Two days of wild clashes between protesters and regime supporters that killed 11 people this week seemed to have pushed the United States to the conclusion that an Egypt with Mubarak at the helm is potentially more unstable than one without him.
Obama did not directly discuss the furious maneuvering to ease Mubarak out. Under one scenario, a military-backed provisional government would govern until the first elections in decades that would not include Mubarak. The United States has hinted broadly that it would like to see the presidential election moved up from September.
Any of that would have been unthinkable before a stunning popular revolt upended the status quo this week in a polite, tourist-friendly police state where Mubarak's cronies got richer as much of the country got poorer.
Obama alluded to the backroom discussions while being careful to say that the decision will be Egypt's and not its largest foreign patron and longtime ally.

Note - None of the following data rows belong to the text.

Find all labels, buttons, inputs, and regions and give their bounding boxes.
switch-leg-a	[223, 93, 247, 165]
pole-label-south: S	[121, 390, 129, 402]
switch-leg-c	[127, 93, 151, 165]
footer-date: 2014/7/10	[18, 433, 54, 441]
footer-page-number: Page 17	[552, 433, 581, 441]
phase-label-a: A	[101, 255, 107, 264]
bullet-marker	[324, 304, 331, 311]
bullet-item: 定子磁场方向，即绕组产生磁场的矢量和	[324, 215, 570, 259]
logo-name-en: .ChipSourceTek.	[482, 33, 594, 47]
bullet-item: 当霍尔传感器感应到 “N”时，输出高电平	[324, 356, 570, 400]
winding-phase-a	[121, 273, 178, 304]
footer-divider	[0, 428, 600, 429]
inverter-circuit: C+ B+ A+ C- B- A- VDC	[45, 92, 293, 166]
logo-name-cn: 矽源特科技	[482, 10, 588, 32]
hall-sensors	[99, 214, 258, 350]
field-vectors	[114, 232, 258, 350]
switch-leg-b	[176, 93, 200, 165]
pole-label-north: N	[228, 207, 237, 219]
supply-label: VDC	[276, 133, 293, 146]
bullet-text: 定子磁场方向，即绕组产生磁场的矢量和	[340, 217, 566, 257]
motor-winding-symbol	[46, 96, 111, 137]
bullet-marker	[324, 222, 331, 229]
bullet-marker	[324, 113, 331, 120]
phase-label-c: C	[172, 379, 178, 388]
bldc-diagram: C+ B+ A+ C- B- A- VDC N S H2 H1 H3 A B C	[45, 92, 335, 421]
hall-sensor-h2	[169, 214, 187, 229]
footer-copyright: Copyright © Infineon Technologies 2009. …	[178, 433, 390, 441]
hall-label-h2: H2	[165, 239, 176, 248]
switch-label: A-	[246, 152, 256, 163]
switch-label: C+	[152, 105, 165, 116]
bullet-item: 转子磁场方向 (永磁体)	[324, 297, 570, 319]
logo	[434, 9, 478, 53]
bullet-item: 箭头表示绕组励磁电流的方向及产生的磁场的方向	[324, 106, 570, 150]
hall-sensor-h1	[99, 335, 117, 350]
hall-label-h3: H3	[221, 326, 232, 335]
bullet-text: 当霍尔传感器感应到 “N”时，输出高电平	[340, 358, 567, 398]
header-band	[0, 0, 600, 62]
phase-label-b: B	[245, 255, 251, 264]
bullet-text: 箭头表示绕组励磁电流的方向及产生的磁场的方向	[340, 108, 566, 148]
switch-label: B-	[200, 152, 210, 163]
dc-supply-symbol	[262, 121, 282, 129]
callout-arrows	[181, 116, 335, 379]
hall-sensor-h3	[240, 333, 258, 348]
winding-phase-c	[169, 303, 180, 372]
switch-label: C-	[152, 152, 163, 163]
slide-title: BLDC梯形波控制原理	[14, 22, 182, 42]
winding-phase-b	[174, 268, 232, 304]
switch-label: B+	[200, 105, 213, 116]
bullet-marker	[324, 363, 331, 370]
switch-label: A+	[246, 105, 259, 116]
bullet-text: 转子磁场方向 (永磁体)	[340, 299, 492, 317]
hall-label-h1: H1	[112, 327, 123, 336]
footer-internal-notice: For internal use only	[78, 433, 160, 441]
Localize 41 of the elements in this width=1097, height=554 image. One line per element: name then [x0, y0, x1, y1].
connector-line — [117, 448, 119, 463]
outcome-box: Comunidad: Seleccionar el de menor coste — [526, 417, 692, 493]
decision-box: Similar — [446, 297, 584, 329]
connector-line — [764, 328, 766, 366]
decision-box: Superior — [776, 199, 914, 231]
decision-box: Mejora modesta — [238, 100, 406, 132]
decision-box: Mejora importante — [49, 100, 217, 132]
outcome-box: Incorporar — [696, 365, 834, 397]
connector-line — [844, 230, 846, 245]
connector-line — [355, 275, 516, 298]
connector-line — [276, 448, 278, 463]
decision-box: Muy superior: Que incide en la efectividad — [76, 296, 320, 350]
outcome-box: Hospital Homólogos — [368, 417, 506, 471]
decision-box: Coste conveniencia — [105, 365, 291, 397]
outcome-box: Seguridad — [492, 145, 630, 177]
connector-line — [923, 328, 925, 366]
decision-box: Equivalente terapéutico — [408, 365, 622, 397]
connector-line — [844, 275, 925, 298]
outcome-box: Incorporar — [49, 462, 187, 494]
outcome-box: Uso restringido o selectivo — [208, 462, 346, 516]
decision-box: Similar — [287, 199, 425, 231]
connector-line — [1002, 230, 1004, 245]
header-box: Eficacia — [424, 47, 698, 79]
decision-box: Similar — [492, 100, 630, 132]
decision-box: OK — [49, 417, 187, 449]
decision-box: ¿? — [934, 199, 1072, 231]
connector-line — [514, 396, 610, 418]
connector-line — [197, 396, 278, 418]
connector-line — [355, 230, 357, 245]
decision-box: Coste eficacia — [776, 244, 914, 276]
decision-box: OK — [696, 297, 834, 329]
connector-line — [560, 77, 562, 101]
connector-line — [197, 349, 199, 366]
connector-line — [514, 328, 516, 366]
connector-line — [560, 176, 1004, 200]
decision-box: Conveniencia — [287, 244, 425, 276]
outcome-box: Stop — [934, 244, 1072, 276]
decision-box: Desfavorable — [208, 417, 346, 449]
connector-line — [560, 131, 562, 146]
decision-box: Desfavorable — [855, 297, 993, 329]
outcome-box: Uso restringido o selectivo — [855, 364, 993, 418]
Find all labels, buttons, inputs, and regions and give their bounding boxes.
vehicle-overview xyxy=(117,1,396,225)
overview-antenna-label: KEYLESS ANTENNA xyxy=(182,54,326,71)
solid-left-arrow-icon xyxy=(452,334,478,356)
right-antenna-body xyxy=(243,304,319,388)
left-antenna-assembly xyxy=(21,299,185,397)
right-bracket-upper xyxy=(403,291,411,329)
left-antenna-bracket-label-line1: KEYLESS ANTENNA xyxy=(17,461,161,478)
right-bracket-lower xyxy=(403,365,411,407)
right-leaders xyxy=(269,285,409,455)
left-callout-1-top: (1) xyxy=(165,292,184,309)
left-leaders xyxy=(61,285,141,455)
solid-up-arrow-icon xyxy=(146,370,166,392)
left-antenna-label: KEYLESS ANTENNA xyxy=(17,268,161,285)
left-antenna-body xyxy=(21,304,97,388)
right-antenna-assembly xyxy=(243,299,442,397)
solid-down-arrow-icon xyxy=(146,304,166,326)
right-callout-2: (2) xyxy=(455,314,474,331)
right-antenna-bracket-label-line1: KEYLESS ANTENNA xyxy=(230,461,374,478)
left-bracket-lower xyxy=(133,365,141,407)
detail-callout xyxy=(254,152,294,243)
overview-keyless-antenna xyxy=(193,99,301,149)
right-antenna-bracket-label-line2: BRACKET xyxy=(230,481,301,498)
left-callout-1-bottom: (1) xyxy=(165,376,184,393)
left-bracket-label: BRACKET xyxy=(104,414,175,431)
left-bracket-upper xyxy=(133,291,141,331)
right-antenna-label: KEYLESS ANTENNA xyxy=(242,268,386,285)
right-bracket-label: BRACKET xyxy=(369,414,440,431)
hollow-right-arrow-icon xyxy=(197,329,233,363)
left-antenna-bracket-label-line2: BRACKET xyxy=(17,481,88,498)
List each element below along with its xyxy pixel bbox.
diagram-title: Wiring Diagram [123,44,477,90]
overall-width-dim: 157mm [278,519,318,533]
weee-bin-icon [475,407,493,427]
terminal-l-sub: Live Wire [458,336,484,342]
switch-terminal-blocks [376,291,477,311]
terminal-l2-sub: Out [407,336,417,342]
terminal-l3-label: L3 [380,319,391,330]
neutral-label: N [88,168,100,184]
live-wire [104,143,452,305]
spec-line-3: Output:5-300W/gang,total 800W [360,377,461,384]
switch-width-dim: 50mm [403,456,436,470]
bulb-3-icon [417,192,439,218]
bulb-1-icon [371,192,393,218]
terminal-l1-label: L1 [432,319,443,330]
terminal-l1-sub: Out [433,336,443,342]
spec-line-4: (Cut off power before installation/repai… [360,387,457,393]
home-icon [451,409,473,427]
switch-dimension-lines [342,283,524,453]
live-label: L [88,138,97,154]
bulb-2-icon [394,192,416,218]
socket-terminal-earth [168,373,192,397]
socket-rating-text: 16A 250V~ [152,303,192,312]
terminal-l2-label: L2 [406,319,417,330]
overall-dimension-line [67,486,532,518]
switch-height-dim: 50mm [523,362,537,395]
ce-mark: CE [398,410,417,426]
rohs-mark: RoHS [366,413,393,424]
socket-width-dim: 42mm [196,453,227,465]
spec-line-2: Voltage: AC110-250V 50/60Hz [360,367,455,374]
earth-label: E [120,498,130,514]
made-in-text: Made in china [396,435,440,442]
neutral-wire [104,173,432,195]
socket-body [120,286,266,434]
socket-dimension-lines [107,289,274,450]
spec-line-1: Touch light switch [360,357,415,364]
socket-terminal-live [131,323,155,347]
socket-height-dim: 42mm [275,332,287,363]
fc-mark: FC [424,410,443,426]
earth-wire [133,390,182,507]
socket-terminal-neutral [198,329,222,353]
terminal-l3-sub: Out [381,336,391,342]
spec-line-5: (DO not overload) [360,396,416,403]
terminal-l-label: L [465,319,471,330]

"Going back to the old ways is not going to work," Obama said.
"If you end up having just gestures towards the opposition but it leads to a continuing suppression of the opposition, that is not going to work. If you have the pretense of reform but not real reform that is not going to be effective."
That leaves Obama a little room to bring down the hammer later, if he must.
Steve Grand, who heads the Brookings Institution's work on U.S. relations with the Islamic world, said he understood the president's hesitation in delivering the final verdict on Mubarak's presidency. But he said Obama must be running out of patience.
"He could say, 'It's time for Mubarak to go,' and it is just about time that he says that," Grand said. "At this point, he should be on the side of change. The people of Egypt have spoken loud and clearly, and Mubarak has shown his true colors in these last days."
Obama has spoken to Mubarak twice as the crisis unfolded. He will probably speak to him at least once more, to say goodbye.
Here's how he left it for now:
"My hope is he will end up making the right decision."